A bad joke for today

Everyone needs a little levity, and life recently has made me need some levity bad. So here’s a couple of jokes for your “enjoyment.” Laugh or groan, it’s all the same to me.

First, the bad joke:

What’s the oldest dirty joke in the world?

A caveman fell in the mud.


A Wiccan dies and finds herself standing before St. Peter and the Pearly Gates. Peter smiles and says, “Welcome to Heaven, sister.” Confused, the Wiccan asks, “Um, why am I here? I expected the Summerlands, not Heaven.”

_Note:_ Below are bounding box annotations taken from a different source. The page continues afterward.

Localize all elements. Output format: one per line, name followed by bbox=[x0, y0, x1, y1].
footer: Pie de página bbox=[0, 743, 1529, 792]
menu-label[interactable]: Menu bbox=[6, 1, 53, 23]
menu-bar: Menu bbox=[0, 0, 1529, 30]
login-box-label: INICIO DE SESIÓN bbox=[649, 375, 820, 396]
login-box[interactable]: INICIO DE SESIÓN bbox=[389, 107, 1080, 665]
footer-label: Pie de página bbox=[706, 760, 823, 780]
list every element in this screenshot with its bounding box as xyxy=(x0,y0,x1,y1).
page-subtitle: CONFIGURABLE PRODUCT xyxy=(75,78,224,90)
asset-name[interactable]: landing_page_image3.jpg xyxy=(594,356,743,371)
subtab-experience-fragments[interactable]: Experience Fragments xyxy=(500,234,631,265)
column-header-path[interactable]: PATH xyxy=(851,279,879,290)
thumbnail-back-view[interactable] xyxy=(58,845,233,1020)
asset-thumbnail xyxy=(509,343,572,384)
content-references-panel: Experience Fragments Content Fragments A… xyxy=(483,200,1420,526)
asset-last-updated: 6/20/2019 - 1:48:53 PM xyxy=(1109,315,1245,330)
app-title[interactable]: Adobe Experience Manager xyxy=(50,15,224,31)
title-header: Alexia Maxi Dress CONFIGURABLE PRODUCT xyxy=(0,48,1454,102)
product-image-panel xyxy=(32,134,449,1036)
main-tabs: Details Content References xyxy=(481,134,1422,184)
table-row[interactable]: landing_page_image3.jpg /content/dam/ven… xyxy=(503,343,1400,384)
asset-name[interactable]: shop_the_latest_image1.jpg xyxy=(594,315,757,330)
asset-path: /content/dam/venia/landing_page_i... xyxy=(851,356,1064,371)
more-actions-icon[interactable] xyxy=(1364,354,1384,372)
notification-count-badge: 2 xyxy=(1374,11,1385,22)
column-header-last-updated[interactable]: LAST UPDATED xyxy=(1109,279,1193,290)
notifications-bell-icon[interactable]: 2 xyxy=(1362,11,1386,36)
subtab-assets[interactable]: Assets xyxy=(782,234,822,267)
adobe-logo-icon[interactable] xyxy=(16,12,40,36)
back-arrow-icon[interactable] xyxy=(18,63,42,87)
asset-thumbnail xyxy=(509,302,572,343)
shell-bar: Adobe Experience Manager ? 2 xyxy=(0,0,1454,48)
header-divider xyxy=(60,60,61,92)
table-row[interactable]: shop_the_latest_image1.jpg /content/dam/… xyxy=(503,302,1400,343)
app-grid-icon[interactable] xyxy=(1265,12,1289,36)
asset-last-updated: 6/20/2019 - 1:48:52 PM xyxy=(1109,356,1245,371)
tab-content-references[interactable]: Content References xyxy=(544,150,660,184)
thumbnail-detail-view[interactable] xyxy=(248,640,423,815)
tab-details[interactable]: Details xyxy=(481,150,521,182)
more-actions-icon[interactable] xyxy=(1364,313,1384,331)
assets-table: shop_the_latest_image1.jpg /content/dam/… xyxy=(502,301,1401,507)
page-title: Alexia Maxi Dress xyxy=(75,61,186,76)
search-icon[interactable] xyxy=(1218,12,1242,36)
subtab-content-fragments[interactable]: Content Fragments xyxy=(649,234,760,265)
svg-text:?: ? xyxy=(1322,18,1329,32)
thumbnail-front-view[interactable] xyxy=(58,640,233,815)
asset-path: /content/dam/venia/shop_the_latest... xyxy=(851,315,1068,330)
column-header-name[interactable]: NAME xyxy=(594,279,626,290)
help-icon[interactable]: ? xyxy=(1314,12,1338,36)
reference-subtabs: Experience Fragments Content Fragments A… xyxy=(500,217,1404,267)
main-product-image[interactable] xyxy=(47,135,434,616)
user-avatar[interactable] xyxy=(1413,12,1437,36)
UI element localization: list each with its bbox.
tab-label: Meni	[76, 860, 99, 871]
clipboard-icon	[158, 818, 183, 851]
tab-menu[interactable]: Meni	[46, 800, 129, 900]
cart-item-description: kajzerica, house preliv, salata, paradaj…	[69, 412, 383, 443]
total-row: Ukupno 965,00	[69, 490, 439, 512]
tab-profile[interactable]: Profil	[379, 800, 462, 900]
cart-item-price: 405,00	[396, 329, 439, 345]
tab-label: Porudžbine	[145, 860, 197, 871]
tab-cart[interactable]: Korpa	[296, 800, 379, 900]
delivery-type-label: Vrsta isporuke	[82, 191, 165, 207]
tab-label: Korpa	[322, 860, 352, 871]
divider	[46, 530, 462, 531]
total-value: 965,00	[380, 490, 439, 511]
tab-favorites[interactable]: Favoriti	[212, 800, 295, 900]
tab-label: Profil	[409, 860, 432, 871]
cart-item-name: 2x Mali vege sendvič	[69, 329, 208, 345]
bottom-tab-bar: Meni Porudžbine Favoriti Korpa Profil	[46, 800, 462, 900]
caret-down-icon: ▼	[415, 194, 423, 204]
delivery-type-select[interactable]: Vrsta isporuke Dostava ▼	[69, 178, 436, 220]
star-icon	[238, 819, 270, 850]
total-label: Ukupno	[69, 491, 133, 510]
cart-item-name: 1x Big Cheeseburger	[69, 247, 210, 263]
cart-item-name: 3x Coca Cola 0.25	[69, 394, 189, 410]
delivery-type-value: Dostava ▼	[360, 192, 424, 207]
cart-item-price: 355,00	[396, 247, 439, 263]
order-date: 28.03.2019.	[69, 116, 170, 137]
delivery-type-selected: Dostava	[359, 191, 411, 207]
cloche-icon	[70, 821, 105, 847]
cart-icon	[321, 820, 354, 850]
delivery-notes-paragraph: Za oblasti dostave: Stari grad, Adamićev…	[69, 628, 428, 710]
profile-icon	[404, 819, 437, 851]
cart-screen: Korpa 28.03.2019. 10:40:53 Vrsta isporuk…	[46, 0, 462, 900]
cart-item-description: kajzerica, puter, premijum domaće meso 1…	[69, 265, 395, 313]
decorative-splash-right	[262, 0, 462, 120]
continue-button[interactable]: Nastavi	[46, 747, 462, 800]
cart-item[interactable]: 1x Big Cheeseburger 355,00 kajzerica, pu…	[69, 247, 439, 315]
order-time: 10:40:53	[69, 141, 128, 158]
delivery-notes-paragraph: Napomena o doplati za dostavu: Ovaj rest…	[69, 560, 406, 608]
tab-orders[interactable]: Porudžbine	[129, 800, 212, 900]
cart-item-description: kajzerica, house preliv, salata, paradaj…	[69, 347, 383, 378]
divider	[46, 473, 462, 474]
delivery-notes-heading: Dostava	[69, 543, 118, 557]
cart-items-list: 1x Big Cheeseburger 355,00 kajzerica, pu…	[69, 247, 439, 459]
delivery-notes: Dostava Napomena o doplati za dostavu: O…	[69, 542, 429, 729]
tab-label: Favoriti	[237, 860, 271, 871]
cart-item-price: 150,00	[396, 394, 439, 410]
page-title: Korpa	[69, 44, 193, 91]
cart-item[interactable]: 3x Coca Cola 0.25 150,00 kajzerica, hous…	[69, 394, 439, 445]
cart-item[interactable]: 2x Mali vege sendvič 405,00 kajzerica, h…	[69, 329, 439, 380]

Peter smiles kindly and says “Ahh, you must be a Wiccan. Please, follow me.” Peter escorts the Wiccan through the gates, after a brief walk through some trees, show her to her the Summerlands where she will spend eternity surrounded by unspoiled nature. The Wiccan is clearly relieved, but is surprised to hear crying. Turning to investigate the noise, she sees people pointing at her and the other Wiccans in the Summerlands and then collapsing into tears while raking their bodies bloody with their own fingernails. “Who are they,” she asks.

“Oh, them? They’re fundamentalist Christians,” replies Peter.

“Why are they crying and injuring themselves?”

Peter responds “Because they’re in Hell – God doesn’t like being told what he thinks.”